La percezione dell’esperienza è stata strutturata prescindendo proprio dall’emozione che si è attivata nell’esperienza medesima e che ne costituisce il nocciolo essenziale. L’emozione è stata, sì, percepita nelle sue singole componenti, ma è stata misconosciuta nel suo insieme. Percepita come fosse de-strutturata nelle sue componenti sensoriali, che sono rimaste tra di loro scisse. In quelle condizioni, la cosa più ragionevole che il soggetto, nella nostra cultura, può fare per strutturare una “figura” che si stagli sensata dallo “sfondo” indifferenziato è pensare di essere ammalato di una sconosciuta malattia fulminante. E si allarma, ovviamente. Con i dati al momento a sua disposizione, sta funzionando bene. “Fanno presto a dirmi: ‘non è niente’. Vorrei vederli io, cosa farebbero loro al mio posto!”, protestano i pazienti contro le pseudorassicurazioni profuse a piene mani da parenti, amici e, purtroppo, spesso anche dai terapeuti.
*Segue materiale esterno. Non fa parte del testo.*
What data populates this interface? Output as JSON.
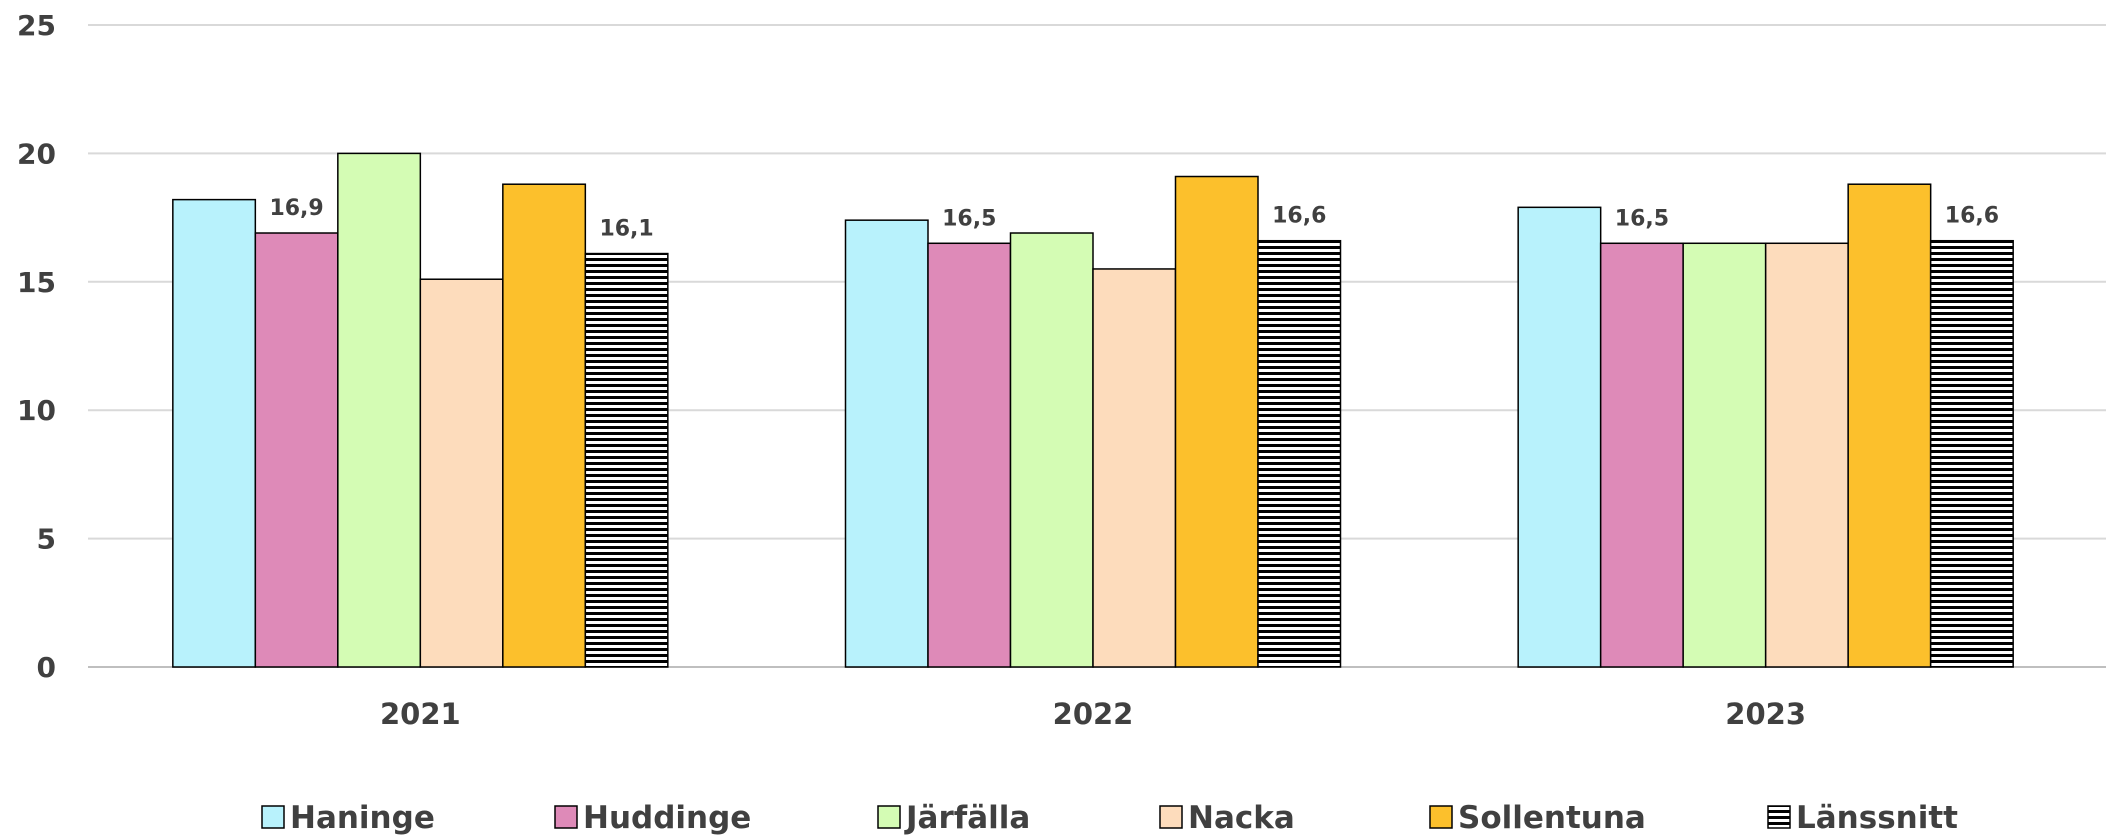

Non trovando un nesso riconoscibile, il paziente si terrorizza, e, nella prospettiva di una imminente catastrofe, pensa (più precisamente: “sente”) come unica risorsa disponibile nell’immediato la fuga dalla situazione ansiogena, e come unica risorsa disponibile per il futuro la prevenzione, attraverso l’evitamento di ogni situazione potenzialmente ansiogena. Per questa strada, progressivamente, il paziente tende a proteggersi e ad evitare ogni situazione vitale, in quanto attivatrice di emozioni, col risultato di impoverire sempre di più la propria esistenza.